Gemäß § 45 Abs. 1 SGB I verjähren Ansprüche auf Sozialleistungen in vier Jahren nach Ablauf des Kalenderjahrs, in dem sie entstanden sind. Danach wären die Rentenansprüche vor dem 1. Januar 2008 verjährt.
Die Verjährung ist jedoch gemäß § 45 Abs. 3 SGB I in der Fassung vom 4. November 1982 unter Anwendung der Übergangsvorschriften (Art. 229 § 6 des Einführungsgesetzes zum Bürgerlichen Gesetzbuch )EGBGB( zur Schuldrechtsreform, anwendbar gemäß § 70 SGB I) bis zum 31. Dezember 2001 unterbrochen und im Anschluss unter Berücksichtigung der Neufassung des § 45 Abs. 3 SGB I vom 21. Juni 2002 gehemmt. Danach wird die Verjährung durch schriftlichen Antrag auf die Sozialleistung oder durch Erhebung eines Widerspruchs gehemmt.
Der am 27. März 1997 gestellte Antrag auf Rehabilitationsleistungen führte zur Hemmung der Verjährungsfrist. Es handelt sich um einen schriftlichen Antrag, der auf die begehrte Sozialleistung einer Rente wegen Erwerbsunfähigkeit bzw. Übergangsgeld gerichtet war. Denn unter Berücksichtigung des § 116 Abs. 2 Nr. 2 SGB VI wurde bereits zu diesem Zeitpunkt rechtswirksam ein Antrag auf Rente gestellt. Die Rentenantragsfiktion bewirkt, dass von Amts wegen ein Rentenfeststellungsverfahren durchzuführen ist. Der Rentenbeginn (§§ 99 ff. SGB VI) richtet sich dann nach dem Eingang des Reha-Antrages (Kühn in Kreikebohm, SGB VI, 4. Auflage, § 116 Rn. 13). Das bedeutet, dass durch die gesetzliche Fiktion ein reguläres Verwaltungsverfahren zur Prüfung des Rentenantrages in Gang gesetzt wird. Damit sind die Voraussetzungen des § 45 Abs. 3 SGB I erfüllt, denn es wurde ein wirksamer Antrag auf die begehrte Sozialleistung gestellt, der von Amts wegen bearbeitet werden musste. Das hat zur Folge, dass für die gesamte Dauer des Verfahrens – in diesem Fall rund 15 Jahre – die Verjährung gehemmt ist.

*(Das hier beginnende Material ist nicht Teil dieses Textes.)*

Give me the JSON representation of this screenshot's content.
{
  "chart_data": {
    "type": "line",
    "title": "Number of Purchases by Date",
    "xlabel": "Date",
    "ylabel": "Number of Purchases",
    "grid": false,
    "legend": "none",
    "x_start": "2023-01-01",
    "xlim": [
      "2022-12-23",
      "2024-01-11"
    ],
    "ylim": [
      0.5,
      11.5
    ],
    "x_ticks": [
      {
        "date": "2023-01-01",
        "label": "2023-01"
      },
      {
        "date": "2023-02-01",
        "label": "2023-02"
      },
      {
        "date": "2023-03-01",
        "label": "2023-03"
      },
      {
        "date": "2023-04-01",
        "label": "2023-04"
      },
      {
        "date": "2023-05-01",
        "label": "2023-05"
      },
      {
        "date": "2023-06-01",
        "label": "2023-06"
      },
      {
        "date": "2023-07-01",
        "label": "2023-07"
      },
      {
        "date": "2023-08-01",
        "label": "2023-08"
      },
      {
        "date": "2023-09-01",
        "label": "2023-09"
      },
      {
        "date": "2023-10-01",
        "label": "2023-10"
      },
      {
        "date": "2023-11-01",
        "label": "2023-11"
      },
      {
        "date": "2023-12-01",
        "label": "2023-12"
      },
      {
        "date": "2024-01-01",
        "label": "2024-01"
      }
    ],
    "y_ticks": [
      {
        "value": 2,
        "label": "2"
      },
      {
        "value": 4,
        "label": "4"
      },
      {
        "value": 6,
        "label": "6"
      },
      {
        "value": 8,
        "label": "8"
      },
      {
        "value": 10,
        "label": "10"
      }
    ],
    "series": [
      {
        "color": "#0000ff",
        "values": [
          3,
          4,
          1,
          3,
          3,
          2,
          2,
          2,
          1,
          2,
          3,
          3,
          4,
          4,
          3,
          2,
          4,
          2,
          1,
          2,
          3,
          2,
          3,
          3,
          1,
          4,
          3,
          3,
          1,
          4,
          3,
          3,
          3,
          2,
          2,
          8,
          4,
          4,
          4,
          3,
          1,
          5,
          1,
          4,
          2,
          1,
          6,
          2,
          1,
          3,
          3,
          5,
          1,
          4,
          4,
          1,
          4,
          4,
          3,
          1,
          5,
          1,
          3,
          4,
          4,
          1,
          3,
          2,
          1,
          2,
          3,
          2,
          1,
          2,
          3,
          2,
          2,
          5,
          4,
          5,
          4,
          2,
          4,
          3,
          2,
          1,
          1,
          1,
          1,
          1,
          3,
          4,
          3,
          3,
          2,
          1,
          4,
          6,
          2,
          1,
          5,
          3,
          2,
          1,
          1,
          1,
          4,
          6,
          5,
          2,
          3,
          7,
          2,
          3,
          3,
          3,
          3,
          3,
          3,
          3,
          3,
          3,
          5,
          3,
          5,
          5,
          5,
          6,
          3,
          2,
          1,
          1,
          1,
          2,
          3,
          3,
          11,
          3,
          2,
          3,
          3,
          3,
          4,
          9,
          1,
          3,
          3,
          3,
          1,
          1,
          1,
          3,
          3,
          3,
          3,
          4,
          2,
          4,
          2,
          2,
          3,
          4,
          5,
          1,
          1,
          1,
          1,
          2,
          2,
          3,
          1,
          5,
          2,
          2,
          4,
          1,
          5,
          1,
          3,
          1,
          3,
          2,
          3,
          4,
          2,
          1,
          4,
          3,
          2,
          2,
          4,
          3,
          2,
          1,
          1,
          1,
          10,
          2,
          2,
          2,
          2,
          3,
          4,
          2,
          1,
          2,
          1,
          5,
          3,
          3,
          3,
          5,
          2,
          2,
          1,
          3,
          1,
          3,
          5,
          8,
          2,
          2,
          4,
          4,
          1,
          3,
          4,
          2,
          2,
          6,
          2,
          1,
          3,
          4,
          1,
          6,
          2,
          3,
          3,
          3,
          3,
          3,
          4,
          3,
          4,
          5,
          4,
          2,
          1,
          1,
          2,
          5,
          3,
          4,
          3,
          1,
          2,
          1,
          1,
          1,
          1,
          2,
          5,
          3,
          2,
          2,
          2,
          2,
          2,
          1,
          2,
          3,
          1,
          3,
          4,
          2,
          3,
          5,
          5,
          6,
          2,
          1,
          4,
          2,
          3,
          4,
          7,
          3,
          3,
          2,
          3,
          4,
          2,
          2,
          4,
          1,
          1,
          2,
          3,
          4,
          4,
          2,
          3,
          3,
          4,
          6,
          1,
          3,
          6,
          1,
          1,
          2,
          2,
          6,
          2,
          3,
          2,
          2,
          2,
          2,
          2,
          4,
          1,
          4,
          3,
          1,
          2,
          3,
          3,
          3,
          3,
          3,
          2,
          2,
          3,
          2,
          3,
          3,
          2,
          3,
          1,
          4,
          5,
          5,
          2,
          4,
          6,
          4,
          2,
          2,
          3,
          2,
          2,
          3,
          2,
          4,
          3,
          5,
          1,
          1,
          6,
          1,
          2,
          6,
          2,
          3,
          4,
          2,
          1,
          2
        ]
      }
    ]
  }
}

Es sind keine Gründe erkennbar, weshalb die Antragsfiktion des § 116 Abs. 3 SGB VI anders behandelt werden sollte als ein normaler Rentenantrag. Denn Zielsetzung dieser Regelung ist es, den Versicherten rentenrechtlich nicht zu benachteiligen, wenn Bereitschaft besteht, eine Rehabilitationsmaßnahme durchzuführen. Die Fiktion führt dazu, dass ohne weitere Schritte des Versicherten ein Rentenfeststellungsverfahren vom Rentenversicherungsträger durchzuführen ist. Damit ergibt sich kein Unterschied zu einem Antrag auf Erwerbsminderungsrente bzw. Rente wegen Erwerbsunfähigkeit. Maßgeblich ist, dass durch den Antrag ein Verfahren in Gang gesetzt wird, welches auf die begehrte Sozialleistung abzielt. Diese Voraussetzung wird durch die Fiktion herbeigeführt, obwohl zunächst ein Antrag auf Rehabilitationsleistungen gestellt wurde. Im Ergebnis wird - bei Vorliegen der Voraussetzungen – ein Antragsverfahren initiiert. Dass auch ein fingierter Antrag die Verjährung hemmt (bzw. nach altem Recht unterbrochen hat) ist im Ergebnis auch mehrfach vom Bundessozialgericht (BSG) im Zusammenhang mit der Fiktion einer im Ausland beantragten Rente unter Berücksichtigung eines zwischenstaatlichen Abkommens entschieden worden (BSG v. 12.02.2004 – B 13 RJ 58/03 R und v. 08.12.2003 – B 13 RJ 35/05 R, jeweils in juris).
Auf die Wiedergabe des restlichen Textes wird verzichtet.